Dr Neil Champness, Professor Martin Schroder, Dr Peter Hubberstey, Professor Peter Beton and Dr James O'Shea.
University of Nottingham.
Nanotechnology is a big 'buzz' word at the moment. This ground-breaking technology involves constructing and manipulating materials on the molecular scale to make new structures with novel properties. These nano-materials might lead to many exciting new applications, for example, storing huge amounts of information in tomorrow's computers, delivering clean sources of energy or structures that change their properties according to their environment. But how do scientists go about making such materials?
'A good first step would be to trap the molecules you want to work with in nanosized test-tubes', says Neil Champness. 'To do this you need to engineer the construction of surfaces or bulk materials to have openings, or pores, with dimensions of 1-10 nanometres (a nanometre is one billionth of a metre) - not an easy task.' The ideal solution would be to have a molecular scale 'Lego' kit that chemists could dip into to assemble customdesigned containers that perfectly fit the host molecules they want to work with.
Neil and his colleagues have started work on parts of the kit already using 'self assembly' processes. This involves designing molecules that use their own chemical properties to recognise other molecules and organise themselves into larger structures. 'The analogy in everyday life would be if we dropped a pile of bricks on the ground, which then spontaneously formed themselves into a patio or a wall', explains Neil.

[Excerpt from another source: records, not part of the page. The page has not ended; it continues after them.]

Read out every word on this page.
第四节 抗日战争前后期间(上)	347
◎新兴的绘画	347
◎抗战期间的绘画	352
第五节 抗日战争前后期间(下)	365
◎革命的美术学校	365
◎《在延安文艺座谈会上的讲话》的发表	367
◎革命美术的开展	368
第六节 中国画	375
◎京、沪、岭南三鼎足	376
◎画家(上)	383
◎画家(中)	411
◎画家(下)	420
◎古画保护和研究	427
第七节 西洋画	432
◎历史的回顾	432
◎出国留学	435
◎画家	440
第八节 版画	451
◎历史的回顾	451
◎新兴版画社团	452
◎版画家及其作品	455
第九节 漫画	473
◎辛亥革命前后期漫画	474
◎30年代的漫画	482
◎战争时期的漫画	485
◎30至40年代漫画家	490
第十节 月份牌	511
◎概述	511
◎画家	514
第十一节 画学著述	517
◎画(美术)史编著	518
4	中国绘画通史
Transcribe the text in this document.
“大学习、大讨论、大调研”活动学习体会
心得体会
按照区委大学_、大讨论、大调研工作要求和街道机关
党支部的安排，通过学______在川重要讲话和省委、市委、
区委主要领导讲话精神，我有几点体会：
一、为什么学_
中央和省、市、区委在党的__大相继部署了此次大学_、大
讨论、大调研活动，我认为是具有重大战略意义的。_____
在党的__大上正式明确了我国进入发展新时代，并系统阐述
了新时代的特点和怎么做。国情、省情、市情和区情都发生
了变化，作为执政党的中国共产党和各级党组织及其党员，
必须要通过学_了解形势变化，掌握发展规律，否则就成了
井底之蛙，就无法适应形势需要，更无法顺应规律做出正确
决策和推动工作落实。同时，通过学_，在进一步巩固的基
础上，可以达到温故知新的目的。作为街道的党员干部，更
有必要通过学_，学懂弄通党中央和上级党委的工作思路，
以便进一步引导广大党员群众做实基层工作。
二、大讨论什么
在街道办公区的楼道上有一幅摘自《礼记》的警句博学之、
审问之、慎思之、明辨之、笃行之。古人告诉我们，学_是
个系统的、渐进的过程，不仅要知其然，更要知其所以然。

When two chemicals (a triangular molecule called melamine and another rectangular molecule called PTCDI) are brought together on a silicon surface they prefer to bind to each other via hydrogen bonds rather than to themselves and the result is a honeycomb or grid of hexagonal holes. Each hole is only 3 nanometres across and just the right size to accommodate one 'buckyball' (or C60) molecule. The buckyballs sitting in their tiny 'test-tubes' can be viewed with a scanning tunnelling microscope (STM) - see image opposite.